I his part of the Roman history is singular, because it abounds with perpetual and ever-unexpected revolutions; for as on one side, Mithridates could easily recruit his armies, so it appeared, that in those reverses of fortune, in which kings stand in greatest need of obedience and a strict discipline, his barbarian forces forsook him: as he had the art of enticing nations, and stirring up cities to rebellion, so was he likewise betrayed by his captains, his children and his wives; in fine, as he was sometimes opposed by unexperienced Roman generals, so there was sent against him, at other times, Sylla, Lucullus, and Pompey.

This prince, after having defeated the Roman generals, and conquered Asia, Macedonia, and Greece; having been vanquished, in his turn, by Sylla; confined by a treaty to his former limits, and harrassed by the Roman generals; having been once more superior to them, and conqueror of Asia; driven away by Lucullus; pursued into his own country; obliged to fly for shelter to Tigranes, and defeated with him: finding this monarch irrecoverably lost, and depending merely upon himself for succour, he took sanctuary in his own dominions, and re-ascended the throne.

Lucullus was succeeded by Pompey, who quite overpowered Mithridates. He then flies out of his dominions, and crossing the Araxes, marches from danger to danger through the country of the Lazi; and assembling in his way all the barbarians he met with, appeared in the Bosphorus against his son * Macchares, who had reconciled himself to the Romans.

Although plunged in so deep an abyss, he yet formed a design of making Italy the seat of the war, and of marching to Rome at the head of those nations who enslaved it some years after, and by the same way these now took.
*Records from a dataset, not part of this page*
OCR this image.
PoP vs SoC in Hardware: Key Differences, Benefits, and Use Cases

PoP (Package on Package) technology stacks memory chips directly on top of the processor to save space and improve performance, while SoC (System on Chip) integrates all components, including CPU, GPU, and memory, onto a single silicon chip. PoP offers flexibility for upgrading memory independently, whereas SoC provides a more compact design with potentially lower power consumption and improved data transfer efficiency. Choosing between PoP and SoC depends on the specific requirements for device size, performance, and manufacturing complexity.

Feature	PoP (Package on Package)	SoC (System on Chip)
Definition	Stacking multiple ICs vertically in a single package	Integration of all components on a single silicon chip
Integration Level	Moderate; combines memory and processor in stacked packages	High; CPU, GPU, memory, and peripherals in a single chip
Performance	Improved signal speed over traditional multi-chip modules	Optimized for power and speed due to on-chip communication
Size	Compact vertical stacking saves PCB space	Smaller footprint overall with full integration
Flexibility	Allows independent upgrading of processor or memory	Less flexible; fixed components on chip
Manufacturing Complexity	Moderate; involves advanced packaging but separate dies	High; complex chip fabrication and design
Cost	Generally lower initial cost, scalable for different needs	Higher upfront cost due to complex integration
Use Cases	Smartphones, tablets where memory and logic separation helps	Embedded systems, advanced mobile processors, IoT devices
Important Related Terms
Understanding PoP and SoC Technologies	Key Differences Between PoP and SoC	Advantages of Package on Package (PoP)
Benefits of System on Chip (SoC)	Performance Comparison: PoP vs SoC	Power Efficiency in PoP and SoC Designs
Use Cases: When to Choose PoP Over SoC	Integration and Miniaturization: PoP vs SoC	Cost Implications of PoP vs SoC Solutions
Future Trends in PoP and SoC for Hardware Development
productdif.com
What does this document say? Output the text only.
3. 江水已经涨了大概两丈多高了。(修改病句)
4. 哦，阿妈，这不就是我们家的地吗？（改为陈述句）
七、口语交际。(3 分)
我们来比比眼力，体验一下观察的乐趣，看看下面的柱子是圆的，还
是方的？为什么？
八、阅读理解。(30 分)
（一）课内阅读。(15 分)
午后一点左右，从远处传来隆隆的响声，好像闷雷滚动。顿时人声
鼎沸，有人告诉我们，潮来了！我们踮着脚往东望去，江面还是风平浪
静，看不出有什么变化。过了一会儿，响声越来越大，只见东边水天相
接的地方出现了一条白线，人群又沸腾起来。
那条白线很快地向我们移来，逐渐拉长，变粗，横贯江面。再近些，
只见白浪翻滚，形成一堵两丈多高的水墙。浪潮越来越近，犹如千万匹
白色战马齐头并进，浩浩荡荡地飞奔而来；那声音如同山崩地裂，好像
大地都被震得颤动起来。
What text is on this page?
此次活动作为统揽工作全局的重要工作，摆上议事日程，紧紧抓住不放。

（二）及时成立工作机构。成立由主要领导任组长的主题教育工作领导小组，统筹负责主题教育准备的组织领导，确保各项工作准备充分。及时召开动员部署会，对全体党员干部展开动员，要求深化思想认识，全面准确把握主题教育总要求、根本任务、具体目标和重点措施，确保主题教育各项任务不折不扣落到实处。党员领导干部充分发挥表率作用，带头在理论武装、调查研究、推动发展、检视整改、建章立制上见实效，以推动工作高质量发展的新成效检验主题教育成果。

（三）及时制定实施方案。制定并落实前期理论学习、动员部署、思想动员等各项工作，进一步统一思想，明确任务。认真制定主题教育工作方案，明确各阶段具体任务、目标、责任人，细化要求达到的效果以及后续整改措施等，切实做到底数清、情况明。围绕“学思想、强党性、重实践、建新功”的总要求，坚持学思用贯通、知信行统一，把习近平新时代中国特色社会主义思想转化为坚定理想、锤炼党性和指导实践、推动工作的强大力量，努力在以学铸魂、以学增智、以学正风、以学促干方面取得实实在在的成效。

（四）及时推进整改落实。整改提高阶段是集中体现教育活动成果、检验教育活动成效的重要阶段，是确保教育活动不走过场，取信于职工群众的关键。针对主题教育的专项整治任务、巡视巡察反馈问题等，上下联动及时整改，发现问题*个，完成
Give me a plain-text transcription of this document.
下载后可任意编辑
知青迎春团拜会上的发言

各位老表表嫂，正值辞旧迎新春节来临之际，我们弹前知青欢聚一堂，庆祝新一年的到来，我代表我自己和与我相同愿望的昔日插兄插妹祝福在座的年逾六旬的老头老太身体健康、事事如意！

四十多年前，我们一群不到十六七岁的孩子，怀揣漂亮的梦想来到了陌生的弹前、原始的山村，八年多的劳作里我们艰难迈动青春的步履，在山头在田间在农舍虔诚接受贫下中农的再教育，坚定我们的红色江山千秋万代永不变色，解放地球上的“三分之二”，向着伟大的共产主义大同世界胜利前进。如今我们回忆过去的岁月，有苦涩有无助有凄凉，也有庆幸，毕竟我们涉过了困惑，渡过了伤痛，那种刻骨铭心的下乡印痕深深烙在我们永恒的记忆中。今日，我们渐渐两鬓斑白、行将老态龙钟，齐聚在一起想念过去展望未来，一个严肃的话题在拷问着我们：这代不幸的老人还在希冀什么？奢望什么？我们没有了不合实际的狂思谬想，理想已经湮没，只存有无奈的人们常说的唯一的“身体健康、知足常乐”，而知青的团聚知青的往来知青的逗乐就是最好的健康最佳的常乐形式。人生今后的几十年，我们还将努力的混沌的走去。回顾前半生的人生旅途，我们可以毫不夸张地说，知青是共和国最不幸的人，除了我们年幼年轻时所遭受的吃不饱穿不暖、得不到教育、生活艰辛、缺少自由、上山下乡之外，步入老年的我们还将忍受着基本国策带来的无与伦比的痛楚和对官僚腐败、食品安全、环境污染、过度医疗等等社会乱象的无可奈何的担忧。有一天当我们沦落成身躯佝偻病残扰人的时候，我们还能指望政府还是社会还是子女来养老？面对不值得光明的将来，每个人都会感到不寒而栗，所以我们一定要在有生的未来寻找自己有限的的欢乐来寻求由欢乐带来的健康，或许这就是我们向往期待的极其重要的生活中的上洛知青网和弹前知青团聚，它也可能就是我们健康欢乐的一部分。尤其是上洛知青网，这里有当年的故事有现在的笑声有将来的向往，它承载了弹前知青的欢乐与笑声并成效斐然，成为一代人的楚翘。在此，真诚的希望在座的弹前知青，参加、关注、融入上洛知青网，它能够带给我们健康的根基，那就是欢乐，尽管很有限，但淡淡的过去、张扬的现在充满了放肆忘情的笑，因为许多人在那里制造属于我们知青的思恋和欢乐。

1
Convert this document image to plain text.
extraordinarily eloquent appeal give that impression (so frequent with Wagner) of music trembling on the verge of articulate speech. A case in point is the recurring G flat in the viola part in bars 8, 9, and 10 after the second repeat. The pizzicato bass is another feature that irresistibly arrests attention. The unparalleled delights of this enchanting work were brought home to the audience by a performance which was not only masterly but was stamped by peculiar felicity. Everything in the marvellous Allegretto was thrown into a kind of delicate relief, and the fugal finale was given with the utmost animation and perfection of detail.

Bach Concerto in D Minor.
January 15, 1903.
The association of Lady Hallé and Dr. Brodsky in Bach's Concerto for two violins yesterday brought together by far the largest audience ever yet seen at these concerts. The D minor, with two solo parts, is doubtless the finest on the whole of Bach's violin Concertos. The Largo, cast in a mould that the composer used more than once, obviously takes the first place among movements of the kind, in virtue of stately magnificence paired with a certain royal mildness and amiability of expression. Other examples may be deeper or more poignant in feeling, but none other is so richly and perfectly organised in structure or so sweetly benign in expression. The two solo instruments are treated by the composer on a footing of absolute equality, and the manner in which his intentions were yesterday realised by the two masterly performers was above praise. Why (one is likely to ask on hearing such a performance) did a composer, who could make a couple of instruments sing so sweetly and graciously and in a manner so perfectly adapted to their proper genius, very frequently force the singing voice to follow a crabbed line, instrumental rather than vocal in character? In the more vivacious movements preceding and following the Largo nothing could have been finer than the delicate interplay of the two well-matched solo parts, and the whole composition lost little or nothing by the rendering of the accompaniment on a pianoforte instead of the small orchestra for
Betrayed by Pharnaces, another of his sons, and by an army terrified at the greatness of his enterprises and the perils he was going in search of, he died in a manner worthy a king.

It was then that Pompey, in the rapidity of his victories, completed the pompous work of the Roman grandeur: he united to the body of its empire, countries of a boundless extent, which, however, heightened the Roman magnificence rather than increased its power; and though it appeared by the titles carried in his triumph, that he had increased the revenue of the public treasury above a third, there yet was no augmentation in power, and the public liberty was thereby only exposed to the greater danger.

[* ]Frontin. Stratagena. lib. ii. tells us, that Archelaus, lieutenant of Mithridates, engaging against Sylla, posted, in the first rank, his chariots armed with scythes, in the second his phalanx, in the third his auxiliaries armed after the Roman way; mixtis fugitivis Italia, quorum pervicaciæ multum fidebat. Mithridates even made an alliance with Sertorius. See also Plutarch, life of Lucullus.

[* ]Mithridates had made him king of the Bosphorus. News being brought of his father’s arrival, he dispatched himself.

[]See Appian, de Bello Mithridatico.

[]See Plutarch in the life of Pompey; and Zonaras, lib. ii.